The challenge is to ensure that every substring in the split is unique. This means, as we split the string, we need to keep track of what substrings we've already used, and avoid using them again.

A naive way would be to generate all possible splits (which is exponential), but we can use backtracking to explore only valid splits and prune those that reuse substrings. Backtracking lets us try a split, remember which substrings we've used, and undo our choices as we explore all options.

To optimize, we use a set to record substrings we've already used in the current path. This way, we avoid unnecessary work and quickly skip invalid splits.

Solution Approach

Let's break down the solution step by step:

1. Use Backtracking:
   • We start at the beginning of the string and try every possible split point (from the next character up to the end).
   • For each possible substring, if it hasn't been used yet, we add it to our "used" set and continue splitting the rest of the string recursively.
2. Track Used Substrings:
   • We use a set (hash set) to store substrings that are already part of the current split. This allows O(1) lookup to check if a substring is unique.
3. Recursion and Base Case:
   • If we reach the end of the string, that means we've made a valid split. We count how many substrings we've used in this path.
   • We keep track of the maximum number of unique substrings found among all possible splits.
4. Backtrack (Undo Choices):
   • After exploring a split, we remove the substring from the set before trying the next possibility. This lets us explore all combinations without overlap.
5. Return the Maximum:
   • After trying all possible splits, we return the highest count of unique substrings found.
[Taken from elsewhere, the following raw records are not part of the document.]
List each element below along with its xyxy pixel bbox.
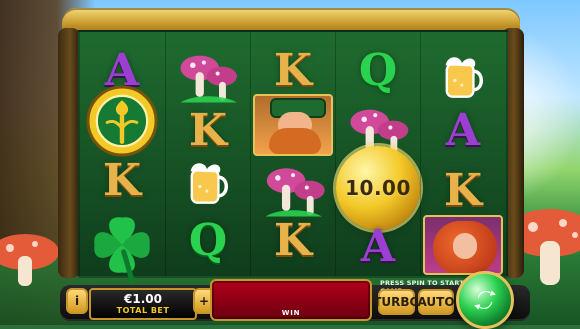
total-bet-value: €1.00 — [124, 292, 162, 306]
info-icon: i — [74, 294, 80, 308]
reel-2: K Q — [165, 32, 251, 276]
total-bet-label: TOTAL BET — [116, 306, 170, 315]
auto-label: AUTO — [417, 295, 455, 309]
auto-button[interactable]: AUTO — [417, 289, 455, 315]
reel-3: K K — [250, 32, 336, 276]
redhead-portrait — [423, 215, 503, 275]
symbol-letter: K — [102, 155, 142, 206]
reel-4: Q 10.00 A — [335, 32, 421, 276]
reel-5-row-4 — [423, 214, 503, 276]
reel-1-row-4 — [77, 202, 167, 288]
spin-arrows-icon — [474, 290, 496, 310]
symbol-letter: K — [273, 45, 313, 96]
plus-icon: + — [198, 294, 210, 308]
symbol-letter: Q — [188, 215, 228, 266]
win-display: WIN — [210, 279, 372, 321]
leprechaun-portrait — [253, 94, 333, 156]
redhead-face — [453, 233, 477, 259]
four-leaf-clover-icon — [94, 217, 150, 284]
leprechaun-beard — [269, 128, 321, 154]
spin-button[interactable] — [456, 271, 514, 329]
reel-3-row-4: K — [253, 202, 333, 280]
symbol-letter: K — [273, 215, 313, 266]
turbo-button[interactable]: TURBO — [373, 289, 420, 315]
turbo-label: TURBO — [373, 295, 420, 309]
info-button[interactable]: i — [66, 288, 88, 314]
win-label: WIN — [281, 309, 301, 317]
coin-value: 10.00 — [345, 176, 411, 200]
reel-4-row-4: A — [338, 208, 418, 286]
symbol-letter: K — [443, 165, 483, 216]
symbol-letter: A — [360, 221, 396, 272]
reel-3-row-2 — [253, 90, 333, 160]
reel-2-row-4: Q — [168, 202, 248, 280]
bottom-controls: i − €1.00 TOTAL BET + WIN PRESS SPIN TO … — [60, 271, 530, 329]
symbol-letter: A — [445, 105, 481, 156]
total-bet-box: €1.00 TOTAL BET — [89, 288, 197, 320]
reel-5: A K — [420, 32, 506, 276]
reel-1: A K — [80, 32, 165, 284]
symbol-letter: Q — [358, 45, 398, 96]
background-mushroom-left — [0, 234, 59, 286]
reels-grid: A K K Q K K Q 10.00 A A K — [78, 30, 508, 284]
This approach efficiently explores only valid splits and avoids unnecessary repeated work by leveraging the set for uniqueness checking.

Example Walkthrough

Let's walk through the example s = "ababccc" step by step:

1. Start with an empty set of substrings, at position 0.
2. Try substrings starting at index 0:
   • "a" (unique): Add "a" to set, move to index 1.
3. At index 1:
   • "b" (unique): Add "b" to set, move to index 2.
4. At index 2:
   • "a" (already used) → skip.
   • "ab" (unique): Add "ab" to set, move to index 4.
5. At index 4:
   • "c" (unique): Add "c" to set, move to index 5.
6. At index 5:
   • "c" (already used) → skip.
   • "cc" (unique): Add "cc" to set, move to index 7 (end).
7. We've reached the end. The split is ["a", "b", "ab", "c", "cc"], which contains 5 unique substrings.
8. The algorithm continues to explore other possible splits, but none yield more than 5 unique substrings.

The answer is 5.

Time and Space Complexity

• Brute-force Approach:
  • There are 2^n-1 ways to split a string of length n (by placing or not placing a split between each pair of characters).
  • For each split, checking uniqueness is O(n), so total time is O(n × 2ⁿ).
• Backtracking (Optimized) Approach:
  • Worst-case is still exponential, because every substring could be unique, but pruning with the set reduces unnecessary work.
  • In practice, the number of recursive calls is much less than 2ⁿ due to the uniqueness constraint.
  • Space complexity is O(n) for the recursion stack and O(n) for the set of used substrings.

Summary

The problem asks for the maximum number of unique substrings you can get by splitting a string. The key insight is to use backtracking to explore all possible splits, while keeping track of which substrings have already been used. By using a set for uniqueness checking and undoing choices as we backtrack, we efficiently search for the optimal solution. The approach is elegant because it leverages recursion and set operations to prune the search space, making it much faster than brute-force for most cases.